No longer. The Braves’ 40-man roster includes 27 players who were originally drafted or signed by the organization. (John Foster, first drafted by the club in 1999, was traded away but subsequently re-signed with the team.) Though the roster includes 10 free agents, only two of those were signed to major-league contracts (Todd Pratt and John Thomson), and only one of them makes more than $1 million (Thomson at $4.75 million).
New York’s 40-man roster has 10 players originally drafted/signed and developed in the Yankees system. More than a third of the roster (15 players) is composed of free agents, who this season together will earn more than $140.6 million.
Five Yankees will make in excess of $15 million this season. No Brave can match that salary.
“Don’t care. Doesn’t bother me a bit,” Braves manager Bobby Cox said. “I like a ball game. When it starts, everybody’s even. I love it. I love it. I get sick and tired of playing the same [NL East] team 19 times.”

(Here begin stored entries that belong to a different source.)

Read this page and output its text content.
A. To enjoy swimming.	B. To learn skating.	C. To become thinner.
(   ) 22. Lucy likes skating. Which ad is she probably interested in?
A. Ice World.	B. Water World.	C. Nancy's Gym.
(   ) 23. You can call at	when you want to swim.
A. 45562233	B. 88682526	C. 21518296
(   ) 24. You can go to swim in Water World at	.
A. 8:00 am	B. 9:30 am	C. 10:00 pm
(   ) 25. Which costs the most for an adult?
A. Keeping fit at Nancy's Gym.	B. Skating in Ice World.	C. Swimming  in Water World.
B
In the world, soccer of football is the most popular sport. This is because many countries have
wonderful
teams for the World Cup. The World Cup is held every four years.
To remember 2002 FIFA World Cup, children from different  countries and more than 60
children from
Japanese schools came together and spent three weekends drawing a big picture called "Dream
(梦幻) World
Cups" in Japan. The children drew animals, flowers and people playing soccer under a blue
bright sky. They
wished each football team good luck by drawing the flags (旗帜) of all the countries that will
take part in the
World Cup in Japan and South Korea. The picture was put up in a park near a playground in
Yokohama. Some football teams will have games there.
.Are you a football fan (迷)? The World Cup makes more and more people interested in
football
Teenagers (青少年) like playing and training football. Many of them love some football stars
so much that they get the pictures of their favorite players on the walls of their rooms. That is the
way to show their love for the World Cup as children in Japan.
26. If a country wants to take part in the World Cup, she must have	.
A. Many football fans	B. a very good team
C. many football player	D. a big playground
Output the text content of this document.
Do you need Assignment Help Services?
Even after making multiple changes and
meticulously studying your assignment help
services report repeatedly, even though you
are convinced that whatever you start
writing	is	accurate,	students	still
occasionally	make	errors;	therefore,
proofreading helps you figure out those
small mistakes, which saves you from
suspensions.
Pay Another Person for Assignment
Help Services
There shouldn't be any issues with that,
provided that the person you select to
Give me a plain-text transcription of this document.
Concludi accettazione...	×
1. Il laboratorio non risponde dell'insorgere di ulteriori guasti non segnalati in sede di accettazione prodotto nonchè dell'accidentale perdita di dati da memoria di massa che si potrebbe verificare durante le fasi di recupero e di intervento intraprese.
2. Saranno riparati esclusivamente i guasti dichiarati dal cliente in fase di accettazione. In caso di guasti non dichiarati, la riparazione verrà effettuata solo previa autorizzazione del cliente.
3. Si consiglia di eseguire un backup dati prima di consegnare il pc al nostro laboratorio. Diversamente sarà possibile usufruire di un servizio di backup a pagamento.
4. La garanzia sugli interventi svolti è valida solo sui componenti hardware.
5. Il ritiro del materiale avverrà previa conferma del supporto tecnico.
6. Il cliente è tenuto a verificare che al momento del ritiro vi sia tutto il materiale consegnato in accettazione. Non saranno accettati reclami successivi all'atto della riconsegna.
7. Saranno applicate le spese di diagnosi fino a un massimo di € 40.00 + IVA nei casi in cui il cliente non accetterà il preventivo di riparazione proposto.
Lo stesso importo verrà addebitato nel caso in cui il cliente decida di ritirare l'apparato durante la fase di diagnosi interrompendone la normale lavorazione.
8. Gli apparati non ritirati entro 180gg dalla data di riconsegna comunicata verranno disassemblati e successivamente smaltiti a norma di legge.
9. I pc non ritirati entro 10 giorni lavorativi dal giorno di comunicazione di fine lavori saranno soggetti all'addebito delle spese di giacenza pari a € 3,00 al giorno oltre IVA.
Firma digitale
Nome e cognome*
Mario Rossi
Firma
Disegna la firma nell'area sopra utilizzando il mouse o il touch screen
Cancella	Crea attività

It is an amazing reversal. Once Ted Turner sold the Braves, along with the rest of his empire, to TimeWarner, it has been run on a for-profit basis with the constrained payrolls that come with that mindset. To be sure, they’ve managed to win division titles despite their changing economic circumstances (a trend that is sure to end this year) but they’ve not been World Serie contenders for years. And, while it’s been awhile since the Yankees last won it all, they’re automatic contenders every year.